Genre fans will get their money’s worth from “The Price We Pay,” a violent and grisly crime-horror-action outing with no pretensions of being anything else. What this tale of crooks holed up at a lonely farm with a hideous secret lacks in originality it makes up for with energetic direction by Ryuhei Kitamura (“Midnight Meat Train”), excellent practical gore effects and strong performances by a quality cast including Emile Hirsch, Stephen Dorff and Gigi Zumbado. The kind of no-nonsense exploitation film that once had ’em hootin’ at the grindhouse, VOD-available “Price” will be released on limited screens by Lionsgate on Jan. 13.
The bodies start piling up soon after Grace (Zumbado of “Bridge and Tunnel”) enters a pawn shop on the outskirts of a dusty town. Down on her luck and badly in debt to the shop’s sleazy owner, Grace hardly has time to fend off his advances before the joint is raided by armed robbers Cody (Dorff), Alex (Hirsch) and Alex’s brother, Shane (Tanner Zagarino). In the aftermath of an impressively staged bloodbath, Grace is taken hostage and forced to act as getaway driver.
With Shane badly wounded and road blocks everywhere, Grace drives down a dirt road to the middle of nowhere. In the time-honored tradition of such tales, her car breaks down near what seems to be an abandoned ranch. By now we’ve discovered Cody is an ex-army medic with something at least resembling a conscience, Grace was raised as an army brat and Alex is a smiling psychopath who enjoys the act of killing and berates his brother for whining about his life-threatening bullet wound.

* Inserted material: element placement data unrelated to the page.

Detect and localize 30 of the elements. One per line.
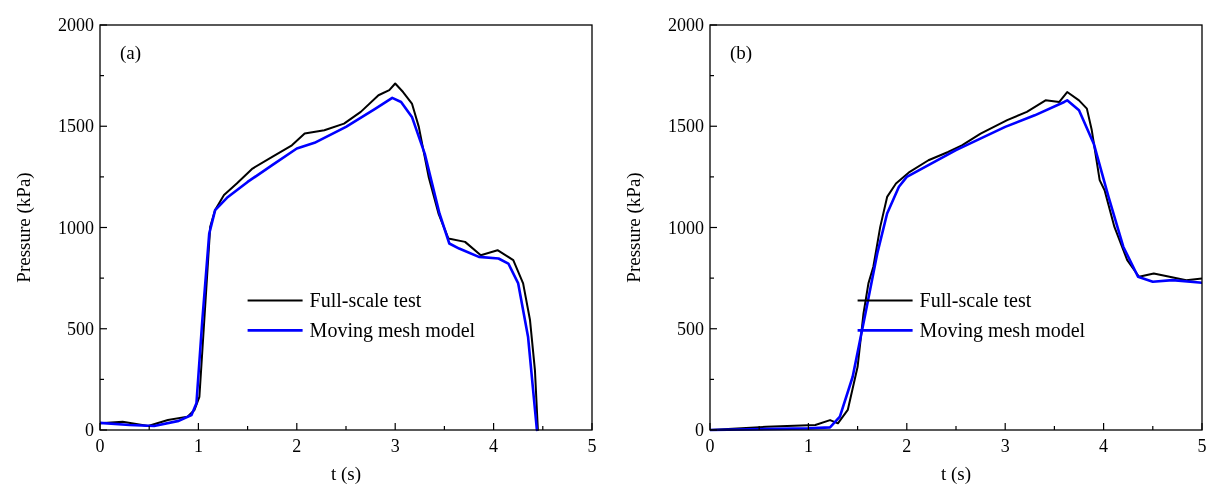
x-tick-label: 1	[193, 436, 203, 456]
x-tick-label: 1	[803, 436, 813, 456]
x-tick-label: 5	[1197, 436, 1207, 456]
y-tick-label: 500	[67, 318, 94, 339]
y-tick-label: 1500	[668, 116, 704, 137]
legend-label: Full-scale test	[919, 289, 1032, 312]
legend-label: Moving mesh model	[919, 319, 1086, 343]
x-tick-label: 4	[489, 436, 499, 456]
x-tick-label: 5	[587, 436, 597, 456]
y-tick-label: 1500	[58, 116, 94, 137]
legend-label: Full-scale test	[309, 289, 422, 312]
x-axis-title: t (s)	[330, 463, 362, 485]
legend-label: Moving mesh model	[309, 319, 476, 343]
y-tick-label: 0	[695, 420, 704, 440]
y-tick-label: 2000	[668, 15, 704, 35]
y-axis-title: Pressure (kPa)	[13, 172, 35, 283]
y-tick-label: 1000	[58, 217, 94, 238]
x-tick-label: 2	[292, 436, 302, 456]
annotation: (a)	[120, 42, 142, 64]
y-tick-label: 1000	[668, 217, 704, 238]
y-tick-label: 2000	[58, 15, 94, 35]
y-axis-title: Pressure (kPa)	[623, 172, 645, 283]
x-tick-label: 2	[902, 436, 912, 456]
x-tick-label: 3	[1000, 436, 1010, 456]
x-tick-label: 4	[1099, 436, 1109, 456]
x-tick-label: 3	[390, 436, 400, 456]
annotation: (b)	[730, 42, 753, 64]
y-tick-label: 0	[85, 420, 94, 440]
y-tick-label: 500	[677, 318, 704, 339]
x-axis-title: t (s)	[940, 463, 972, 485]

Far from being abandoned, the ranch is home to Danny (Tyler Sanders), a nervous teenager who offers Cody and company shelter for the night. The tone Danny adopts when he says “my grandpa is out at the moment” leaves no doubt that terrible things will happen once grandpa returns. Sure enough, Grandpa (played by Aussie actor Vernon Wells, of enduring cult status for his role as post-apocalyptic fighting machine Wez in “The Road Warrior”) is a demented doctor who’s built a vast surgery-laboratory-prison complex beneath the innocent-looking family homestead.
The only ho-hum parts of the film are those in which Grandpa carries out his ghastly work while listening to the famous Nassun Dorma aria from Puccini’s “Turandot” and pontificating about his glorious mission to rid the world of evil men and give hope to the less fortunate. But these are only minor bumps in an otherwise pacy survival thriller punctuated by extremely gory non-elective surgery and gruesome corpse disposal activities carried out by Grandpa’s hulking masked female sidekick, Jodi, played by 6-foot-8 model-actor Erika Ervin, aka Amazon Eve (“American Horror Story”).
Dorff is rock solid as the former military man with a soft heart. In her highest profile feature film role to date, Zumbado is convincing and appealing as the troubled young woman whose quick thinking holds the key to her survival. Hirsch relishes the opportunity to play a sicko psycho, but is let down by scripting that gives his character some initially intriguing details such as a penchant for dice-rolling but ultimately fails to make Alex as interesting or dangerous as he might have been.
Kitamura’s stylish direction, DP Matthias Schubert’s vivid, color-drenched images and a crunching score by Kitamura’s frequent collaborator Aldo Shllaku makes sure there’s barely a dull moment even in such familiar surrounds. We’ve been down this road before and we’ll go there again, but “The Price We Pay” has enough gas in the tank to make the detour worthwhile. On a very sad note, the film is dedicated to the memory of Tyler Sanders, who tragically passed away on June 12, 2022, aged just 18.